The Incredible True Story of Ireland’s First Nacho
WHILE the humble Mexican snack now seems a delicious staple in modern Ireland that we take for granted, the story of how the first nachos were transported to Ireland is rarely discussed, but it is a remarkable feat of Irish determination and ingenuity.
Single-handedly dragging Irish urbane existence away from the ham and cabbage days of snack foods which defined Ireland in the early 2000s, Irish households now seem excitedly cosmopolitan regardless of each house’s proximity to a cow shed. And this underappreciated reality is all the work of Mayo man, Seanie O’Herlihy.

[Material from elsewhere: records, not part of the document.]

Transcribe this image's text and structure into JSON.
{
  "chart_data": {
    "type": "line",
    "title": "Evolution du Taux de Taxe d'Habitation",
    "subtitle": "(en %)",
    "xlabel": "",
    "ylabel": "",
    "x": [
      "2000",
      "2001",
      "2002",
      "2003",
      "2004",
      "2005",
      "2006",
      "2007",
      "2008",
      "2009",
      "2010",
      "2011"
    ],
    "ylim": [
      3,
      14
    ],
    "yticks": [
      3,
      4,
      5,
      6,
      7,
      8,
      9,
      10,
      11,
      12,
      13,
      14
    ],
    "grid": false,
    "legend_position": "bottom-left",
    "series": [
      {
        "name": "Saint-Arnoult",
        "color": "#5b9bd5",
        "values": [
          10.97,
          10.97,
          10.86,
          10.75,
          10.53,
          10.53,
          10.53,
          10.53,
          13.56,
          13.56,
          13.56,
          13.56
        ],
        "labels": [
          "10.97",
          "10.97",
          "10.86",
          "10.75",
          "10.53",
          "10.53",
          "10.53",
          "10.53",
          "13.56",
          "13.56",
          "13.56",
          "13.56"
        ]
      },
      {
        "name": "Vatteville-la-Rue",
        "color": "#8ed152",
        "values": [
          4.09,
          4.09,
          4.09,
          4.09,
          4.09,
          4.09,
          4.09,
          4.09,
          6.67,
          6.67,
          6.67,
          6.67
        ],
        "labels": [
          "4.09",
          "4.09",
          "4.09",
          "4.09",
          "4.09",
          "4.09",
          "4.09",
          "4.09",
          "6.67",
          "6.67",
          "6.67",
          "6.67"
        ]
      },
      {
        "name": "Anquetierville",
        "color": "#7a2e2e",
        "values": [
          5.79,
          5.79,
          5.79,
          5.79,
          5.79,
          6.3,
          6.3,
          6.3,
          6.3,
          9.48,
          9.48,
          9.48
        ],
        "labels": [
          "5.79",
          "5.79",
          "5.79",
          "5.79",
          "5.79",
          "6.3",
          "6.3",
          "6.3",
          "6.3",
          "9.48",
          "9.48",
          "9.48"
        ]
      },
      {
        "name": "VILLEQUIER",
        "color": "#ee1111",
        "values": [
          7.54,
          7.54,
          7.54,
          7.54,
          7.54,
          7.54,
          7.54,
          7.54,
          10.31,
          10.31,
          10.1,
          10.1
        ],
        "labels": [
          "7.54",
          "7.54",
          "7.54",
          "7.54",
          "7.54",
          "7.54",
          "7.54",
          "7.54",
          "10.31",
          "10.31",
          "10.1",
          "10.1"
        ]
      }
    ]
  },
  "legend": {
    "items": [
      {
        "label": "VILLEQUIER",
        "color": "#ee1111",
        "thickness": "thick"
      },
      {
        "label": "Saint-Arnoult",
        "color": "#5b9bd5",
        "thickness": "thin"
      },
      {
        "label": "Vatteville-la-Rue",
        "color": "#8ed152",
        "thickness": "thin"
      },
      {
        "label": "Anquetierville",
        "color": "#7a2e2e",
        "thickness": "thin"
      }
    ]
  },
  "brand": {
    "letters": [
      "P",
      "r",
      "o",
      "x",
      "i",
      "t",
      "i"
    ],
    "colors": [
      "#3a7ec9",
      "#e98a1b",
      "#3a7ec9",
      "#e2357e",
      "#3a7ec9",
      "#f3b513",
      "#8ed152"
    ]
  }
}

Seanie, an impressive 31 years of age today, spoke with WWN of the circumstances which saw him venture to Mexico all those years ago in 2002.

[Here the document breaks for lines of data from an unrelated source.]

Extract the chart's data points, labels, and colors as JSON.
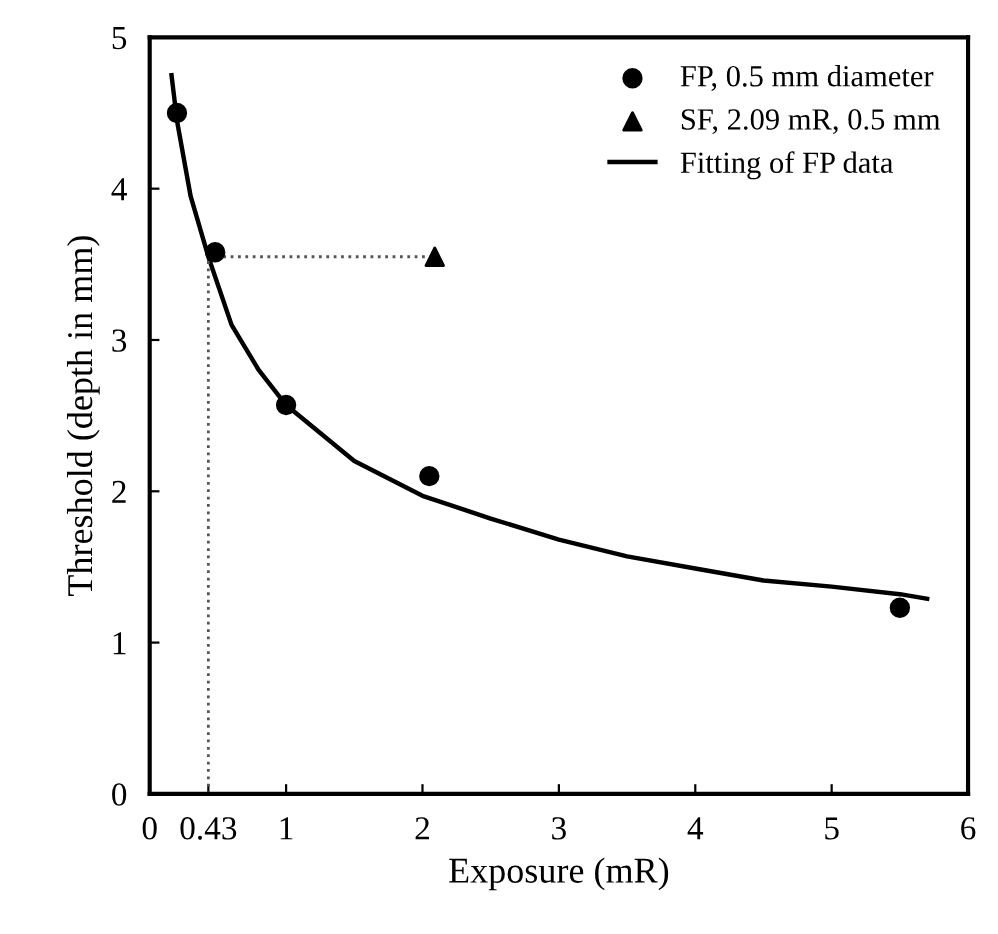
{
  "chart_data": {
    "type": "scatter",
    "xlabel": "Exposure (mR)",
    "ylabel": "Threshold (depth in mm)",
    "xlim": [
      0,
      6
    ],
    "ylim": [
      0,
      5
    ],
    "xticks": [
      0,
      {
        "value": 0.43,
        "label": "0.43"
      },
      1,
      2,
      3,
      4,
      5,
      6
    ],
    "yticks": [
      0,
      1,
      2,
      3,
      4,
      5
    ],
    "grid": false,
    "legend": "top right",
    "series": [
      {
        "name": "FP, 0.5 mm diameter",
        "marker": "circle",
        "color": "#000000",
        "x": [
          0.2,
          0.48,
          1.0,
          2.05,
          5.5
        ],
        "values": [
          4.5,
          3.58,
          2.57,
          2.1,
          1.23
        ]
      },
      {
        "name": "SF, 2.09 mR, 0.5 mm",
        "marker": "triangle",
        "color": "#000000",
        "x": [
          2.09
        ],
        "values": [
          3.55
        ]
      },
      {
        "name": "Fitting of FP data",
        "type": "line",
        "marker": "none",
        "line_style": "solid",
        "color": "#000000",
        "x": [
          0.16,
          0.2,
          0.3,
          0.43,
          0.6,
          0.8,
          1.0,
          1.5,
          2.0,
          2.5,
          3.0,
          3.5,
          4.0,
          4.5,
          5.0,
          5.5,
          5.7
        ],
        "values": [
          4.75,
          4.45,
          3.95,
          3.55,
          3.1,
          2.8,
          2.57,
          2.2,
          1.97,
          1.82,
          1.68,
          1.57,
          1.49,
          1.41,
          1.37,
          1.32,
          1.29
        ]
      },
      {
        "type": "line",
        "marker": "none",
        "line_style": "dotted",
        "color": "#555555",
        "x": [
          0.43,
          0.43,
          2.09
        ],
        "values": [
          0,
          3.55,
          3.55
        ]
      }
    ]
  }
}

“Mam was having a conniption fit because the new neighbours had moved in across the way and they were from south Dublin, real city slickers. She had invited them over for tea and biscuits, you know, as a ‘getting-to-know-one-another’ sort of thing,” Seanie explained.
Maureen O’Herlihy, Seanie’s mother had been keenly planning her tea and biscuit reception of Dublin born neighbours the Ryans for weeks.
The pressure had been steadily building on Maureen as she discovered the presence of a brand new 2002-D car in the Ryans’ driveway, when disaster, unforeseen by the mother of 12, struck.
“The good biscuit tin, that was normally reserved only for visiting Popes and the like, was empty,” Seanie explained, as his face vividly recalled the horror that befell his family that Friday evening. “I used to get awful hungry, and I had eaten the whole tin the week before, but said nothing for fear of getting in trouble”.
“The Ryans were due over on the Saturday morning, and there was no shop nearby open that did the fancy tins, so Mam just fell apart,” Seanie added.
Fearing for his mother’s mental health and social standing within the local community, Seanie took the only action he thought that could to rescue the situation. With no other snacks worthy of a ‘fancy Dublin family’ in the house, Seanie immediately headed for Mexico.
“Ha, it seems a bit random when you say it like that, but Mam was always banging on about her Mexican cousin Nacho O’Herlihy, who was renowned in Mexico for creating the perfect finger food, that could really break the ice at all functions, be they office parties, friends chilling out or inviting over some Dubs that were obviously up themselves”.
Admitting that perhaps there were easier options, Seanie made the incredible journey to Mexico by boarding a canoe in nearby Galway and setting out for Mexico at breakneck speed.
“Ah, people make a bit too much of the fact I managed to paddle 7,331km and back again in about 18 hours, but I had a bit wind with me, and you’d have wanted to see how angry Mam was when she saw the good biscuit tin was empty,” Seanie said of paddling ashore at Cancún, Mexico.
Rowing experts estimate the fear of one’s mother’s wrath is 1,000 times more potent than any performance enhancing drug.
The intrepid Mayo man’s journey home was going relatively well, until devastating hunger pangs put his return at risk.
“The nachos were in front of me in the canoe the whole time, the smell of them had me hungry. I tried to resist, but I gave in somewhere out in the middle of the Atlantic Ocean,” Seanie admitted, the shame clear on his face.
Gorging on the snack was an otherworldly experience for Seanie, who had up until this point lived entirely on a diet of bacon, cabbage and cold Mayo nights.
“I was delirious with the taste. I went into a sort of nacho trance whereby you go to eat just the one, but before you know it you’ve eaten all of them. I’ve since been told by nacho experts that this is quite common, but it was all new to me,” Seanie said salivating at the thought of that fateful night.
The next 1,000km went by in a blur and Seanie was suddenly ashore. Having failed his mother once more, and faced with the prospect of a Dublin family laughing at his family’s supposedly unsophisticated ways Seanie was at rock bottom until a moment of good fortune befell him.
“I had a small bit of nachos stuck to my chin, and I thought if I got this to some food experts, they could reproduce it and I’d save the day and more importantly my Mam wouldn’t kill me”.
Seanie immediately got in touch with a friend who worked for a local food manufacturer, and created what was the country’s first ever nacho. The Mayo man returned to his family home immediately to present the snacks to his mother and new neighbours.
How did the nachos do down?
“Sure Mam tore into the nachos before the Ryans arrived so she just didn’t answer the door when they rang the doorbell”.